Dies gilt übrigens nicht erst seit der Diskussion von Führung 4.0 und Agilität. Aber vielleicht haben wir in aktuellen Zeiten eine besondere Chance auf das Gelingen.
Das von den Urvätern des agilen Managements Rigby, Sutherland und Takeuchi (2016) aufgestellte „Agilitätsmanifest“ kann mit seinen Prinzipien an dieser Stelle wegweisend sein:

  • Menschen sind wichtiger als Prozesse und Tools
  • Auf Veränderungen reagieren, statt einen Plan abzuarbeiten
  • Funktionierende Prototypen sind wichtiger als übermäßige Dokumentation
  • Zusammenarbeit mit den Kunden ist wichtiger als starre Verträge.

 


Wie können wir aus internen und externen Rollen heraus Führungskräfte in ihrer Agilität unterstützen?

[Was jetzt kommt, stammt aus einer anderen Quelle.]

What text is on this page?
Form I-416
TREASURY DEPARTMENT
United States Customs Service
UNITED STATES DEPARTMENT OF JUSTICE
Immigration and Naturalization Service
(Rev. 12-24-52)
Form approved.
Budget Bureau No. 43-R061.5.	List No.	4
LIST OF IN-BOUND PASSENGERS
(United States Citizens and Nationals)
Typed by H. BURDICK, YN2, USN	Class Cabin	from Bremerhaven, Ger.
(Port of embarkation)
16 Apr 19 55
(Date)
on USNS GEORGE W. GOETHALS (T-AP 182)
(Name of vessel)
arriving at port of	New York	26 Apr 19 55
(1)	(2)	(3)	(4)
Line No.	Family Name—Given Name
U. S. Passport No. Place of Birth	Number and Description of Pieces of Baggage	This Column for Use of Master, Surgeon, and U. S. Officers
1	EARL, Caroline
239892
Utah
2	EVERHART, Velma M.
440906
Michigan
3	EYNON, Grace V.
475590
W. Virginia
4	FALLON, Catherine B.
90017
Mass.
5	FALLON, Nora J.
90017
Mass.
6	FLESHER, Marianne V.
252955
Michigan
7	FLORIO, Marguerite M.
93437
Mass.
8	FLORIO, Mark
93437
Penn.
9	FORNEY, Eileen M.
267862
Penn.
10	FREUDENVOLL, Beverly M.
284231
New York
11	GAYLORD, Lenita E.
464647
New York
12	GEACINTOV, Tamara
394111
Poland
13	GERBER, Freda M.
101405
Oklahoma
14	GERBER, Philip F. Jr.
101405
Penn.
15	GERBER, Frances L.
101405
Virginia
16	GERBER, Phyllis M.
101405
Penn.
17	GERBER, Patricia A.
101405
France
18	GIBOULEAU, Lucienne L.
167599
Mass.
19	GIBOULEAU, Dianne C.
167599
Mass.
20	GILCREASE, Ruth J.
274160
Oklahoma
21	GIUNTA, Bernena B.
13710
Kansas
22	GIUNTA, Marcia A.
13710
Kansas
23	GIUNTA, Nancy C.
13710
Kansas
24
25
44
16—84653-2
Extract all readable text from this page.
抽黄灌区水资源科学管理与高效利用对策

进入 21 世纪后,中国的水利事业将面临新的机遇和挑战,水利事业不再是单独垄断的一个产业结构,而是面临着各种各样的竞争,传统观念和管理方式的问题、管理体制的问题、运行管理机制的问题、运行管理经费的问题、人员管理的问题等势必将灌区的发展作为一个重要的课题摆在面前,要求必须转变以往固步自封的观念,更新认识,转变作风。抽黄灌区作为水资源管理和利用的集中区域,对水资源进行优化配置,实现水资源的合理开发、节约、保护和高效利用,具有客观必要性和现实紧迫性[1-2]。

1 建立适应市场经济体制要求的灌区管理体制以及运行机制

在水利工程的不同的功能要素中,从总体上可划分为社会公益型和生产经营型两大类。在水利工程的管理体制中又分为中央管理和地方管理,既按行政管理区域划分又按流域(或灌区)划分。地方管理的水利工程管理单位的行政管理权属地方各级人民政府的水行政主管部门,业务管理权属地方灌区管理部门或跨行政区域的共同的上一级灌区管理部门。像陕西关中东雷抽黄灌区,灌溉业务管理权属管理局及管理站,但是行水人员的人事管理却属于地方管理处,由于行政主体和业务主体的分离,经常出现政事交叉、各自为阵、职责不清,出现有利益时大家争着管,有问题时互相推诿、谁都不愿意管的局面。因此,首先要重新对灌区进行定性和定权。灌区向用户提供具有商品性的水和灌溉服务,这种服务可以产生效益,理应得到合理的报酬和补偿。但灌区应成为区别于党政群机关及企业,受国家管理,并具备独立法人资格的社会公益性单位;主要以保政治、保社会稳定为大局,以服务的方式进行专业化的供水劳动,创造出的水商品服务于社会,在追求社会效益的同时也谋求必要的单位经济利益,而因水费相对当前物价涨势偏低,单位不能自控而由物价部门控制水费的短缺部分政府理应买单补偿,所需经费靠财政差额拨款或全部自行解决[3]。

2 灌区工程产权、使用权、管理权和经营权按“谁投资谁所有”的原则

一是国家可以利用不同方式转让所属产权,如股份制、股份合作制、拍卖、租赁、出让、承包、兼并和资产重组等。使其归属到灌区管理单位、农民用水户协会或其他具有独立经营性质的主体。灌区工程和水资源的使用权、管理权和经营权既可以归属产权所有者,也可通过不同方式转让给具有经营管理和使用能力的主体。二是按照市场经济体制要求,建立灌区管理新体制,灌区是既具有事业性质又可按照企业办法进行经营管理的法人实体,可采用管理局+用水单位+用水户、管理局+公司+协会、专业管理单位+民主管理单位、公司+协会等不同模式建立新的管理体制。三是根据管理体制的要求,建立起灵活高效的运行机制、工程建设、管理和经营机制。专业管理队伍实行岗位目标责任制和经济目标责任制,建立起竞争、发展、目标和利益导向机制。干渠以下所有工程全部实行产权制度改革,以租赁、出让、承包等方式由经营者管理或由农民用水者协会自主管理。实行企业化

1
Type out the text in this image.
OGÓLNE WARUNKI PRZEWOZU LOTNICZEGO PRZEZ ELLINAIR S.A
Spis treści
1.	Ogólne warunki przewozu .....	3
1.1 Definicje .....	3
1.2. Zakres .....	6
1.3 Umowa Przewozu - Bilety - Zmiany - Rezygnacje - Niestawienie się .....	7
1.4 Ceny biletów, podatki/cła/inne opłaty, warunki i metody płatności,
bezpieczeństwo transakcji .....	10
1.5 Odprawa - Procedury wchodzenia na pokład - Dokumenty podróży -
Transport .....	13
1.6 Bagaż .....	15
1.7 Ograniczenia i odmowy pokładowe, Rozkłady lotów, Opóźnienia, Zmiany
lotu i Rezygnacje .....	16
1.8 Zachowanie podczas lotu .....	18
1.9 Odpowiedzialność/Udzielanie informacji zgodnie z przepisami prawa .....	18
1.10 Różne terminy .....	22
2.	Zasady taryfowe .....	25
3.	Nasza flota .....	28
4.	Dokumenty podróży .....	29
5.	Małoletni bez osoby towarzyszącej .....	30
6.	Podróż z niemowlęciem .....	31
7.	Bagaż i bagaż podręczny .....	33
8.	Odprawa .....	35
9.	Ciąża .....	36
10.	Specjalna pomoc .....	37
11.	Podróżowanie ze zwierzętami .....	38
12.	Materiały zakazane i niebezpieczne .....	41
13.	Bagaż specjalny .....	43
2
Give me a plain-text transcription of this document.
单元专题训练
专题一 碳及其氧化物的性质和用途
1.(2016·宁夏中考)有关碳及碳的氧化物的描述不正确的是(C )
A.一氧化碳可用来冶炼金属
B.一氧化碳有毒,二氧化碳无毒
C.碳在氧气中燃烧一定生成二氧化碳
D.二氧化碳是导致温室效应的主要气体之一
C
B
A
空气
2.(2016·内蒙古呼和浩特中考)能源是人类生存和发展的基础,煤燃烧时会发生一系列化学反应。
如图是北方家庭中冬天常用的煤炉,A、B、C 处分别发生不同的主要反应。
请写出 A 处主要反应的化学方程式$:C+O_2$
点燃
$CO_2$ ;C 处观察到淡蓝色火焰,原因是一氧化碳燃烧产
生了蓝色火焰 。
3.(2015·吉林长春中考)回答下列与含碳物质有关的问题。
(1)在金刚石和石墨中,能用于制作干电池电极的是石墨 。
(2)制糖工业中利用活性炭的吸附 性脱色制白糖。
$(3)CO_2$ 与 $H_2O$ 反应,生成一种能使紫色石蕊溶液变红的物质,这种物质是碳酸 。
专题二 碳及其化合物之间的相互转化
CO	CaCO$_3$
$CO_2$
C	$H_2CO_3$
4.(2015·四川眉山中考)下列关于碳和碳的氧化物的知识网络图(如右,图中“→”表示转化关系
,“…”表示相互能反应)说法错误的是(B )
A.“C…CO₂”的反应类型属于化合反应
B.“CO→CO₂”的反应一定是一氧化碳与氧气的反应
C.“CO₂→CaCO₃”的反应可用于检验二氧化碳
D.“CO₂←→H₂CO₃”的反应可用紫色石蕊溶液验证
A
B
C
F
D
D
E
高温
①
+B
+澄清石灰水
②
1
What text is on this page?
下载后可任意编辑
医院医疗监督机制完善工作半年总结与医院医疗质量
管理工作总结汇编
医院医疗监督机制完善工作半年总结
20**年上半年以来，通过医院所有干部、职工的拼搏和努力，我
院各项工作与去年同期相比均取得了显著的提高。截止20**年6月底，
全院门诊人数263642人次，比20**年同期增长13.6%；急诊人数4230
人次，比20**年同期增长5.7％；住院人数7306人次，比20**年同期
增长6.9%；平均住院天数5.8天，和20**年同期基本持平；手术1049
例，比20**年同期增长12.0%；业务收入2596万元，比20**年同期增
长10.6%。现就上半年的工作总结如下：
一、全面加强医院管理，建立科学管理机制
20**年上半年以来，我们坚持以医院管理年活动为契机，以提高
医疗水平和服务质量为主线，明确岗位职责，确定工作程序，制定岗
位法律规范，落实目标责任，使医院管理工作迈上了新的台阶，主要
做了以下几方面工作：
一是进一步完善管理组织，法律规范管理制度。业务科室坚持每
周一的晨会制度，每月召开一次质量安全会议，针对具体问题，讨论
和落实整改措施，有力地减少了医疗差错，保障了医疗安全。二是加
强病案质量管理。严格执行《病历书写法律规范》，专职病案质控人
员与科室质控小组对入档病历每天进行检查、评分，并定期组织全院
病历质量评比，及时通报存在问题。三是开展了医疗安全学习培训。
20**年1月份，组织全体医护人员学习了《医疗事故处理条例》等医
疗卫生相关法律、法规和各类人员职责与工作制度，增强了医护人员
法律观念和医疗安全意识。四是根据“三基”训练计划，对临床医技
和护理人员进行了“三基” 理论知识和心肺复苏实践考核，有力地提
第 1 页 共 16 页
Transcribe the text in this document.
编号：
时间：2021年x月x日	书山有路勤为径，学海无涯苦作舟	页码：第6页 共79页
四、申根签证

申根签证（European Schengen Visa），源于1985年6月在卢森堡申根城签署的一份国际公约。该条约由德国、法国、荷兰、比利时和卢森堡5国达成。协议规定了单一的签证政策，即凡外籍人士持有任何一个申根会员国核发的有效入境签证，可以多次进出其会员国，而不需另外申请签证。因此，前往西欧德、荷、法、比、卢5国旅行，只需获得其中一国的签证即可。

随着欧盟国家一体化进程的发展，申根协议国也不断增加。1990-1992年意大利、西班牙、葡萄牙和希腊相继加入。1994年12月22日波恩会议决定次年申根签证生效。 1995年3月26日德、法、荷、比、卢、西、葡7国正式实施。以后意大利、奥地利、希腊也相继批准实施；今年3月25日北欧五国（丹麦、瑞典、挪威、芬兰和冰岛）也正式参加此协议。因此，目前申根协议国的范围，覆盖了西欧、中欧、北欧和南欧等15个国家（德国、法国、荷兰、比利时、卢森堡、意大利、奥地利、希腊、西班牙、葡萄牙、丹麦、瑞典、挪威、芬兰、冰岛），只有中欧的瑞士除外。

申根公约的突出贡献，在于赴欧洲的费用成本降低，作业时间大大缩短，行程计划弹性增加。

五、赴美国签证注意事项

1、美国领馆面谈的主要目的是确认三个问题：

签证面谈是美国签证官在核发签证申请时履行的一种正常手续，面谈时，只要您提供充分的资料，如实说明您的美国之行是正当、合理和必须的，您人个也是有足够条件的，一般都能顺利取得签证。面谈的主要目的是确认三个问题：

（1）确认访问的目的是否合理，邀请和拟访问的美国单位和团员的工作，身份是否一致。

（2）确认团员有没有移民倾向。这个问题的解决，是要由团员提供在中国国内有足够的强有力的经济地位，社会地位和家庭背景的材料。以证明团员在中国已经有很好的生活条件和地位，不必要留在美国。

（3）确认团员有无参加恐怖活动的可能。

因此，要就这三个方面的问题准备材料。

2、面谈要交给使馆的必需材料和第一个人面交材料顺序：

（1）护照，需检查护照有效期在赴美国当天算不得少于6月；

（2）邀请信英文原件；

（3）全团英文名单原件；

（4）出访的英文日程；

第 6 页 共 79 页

Als systemische interne oder externe Berater sind wir gefordert, nicht nur die Gruppe der Führungskräfte im Blick zu haben, sondern immer auch die gesamte Organisation. Es gilt, das System als Ganzes in seinem Entwicklungsstand zu betrachten. Je nach Bereitschaft des Systems, Agilität wirklich in der Organisation Einzug halten zu lassen, können Führungskräfte entsprechend unterstützt werden. Sei es auf einer Handlungs-, Einstellungs- oder Persönlichen Ebene.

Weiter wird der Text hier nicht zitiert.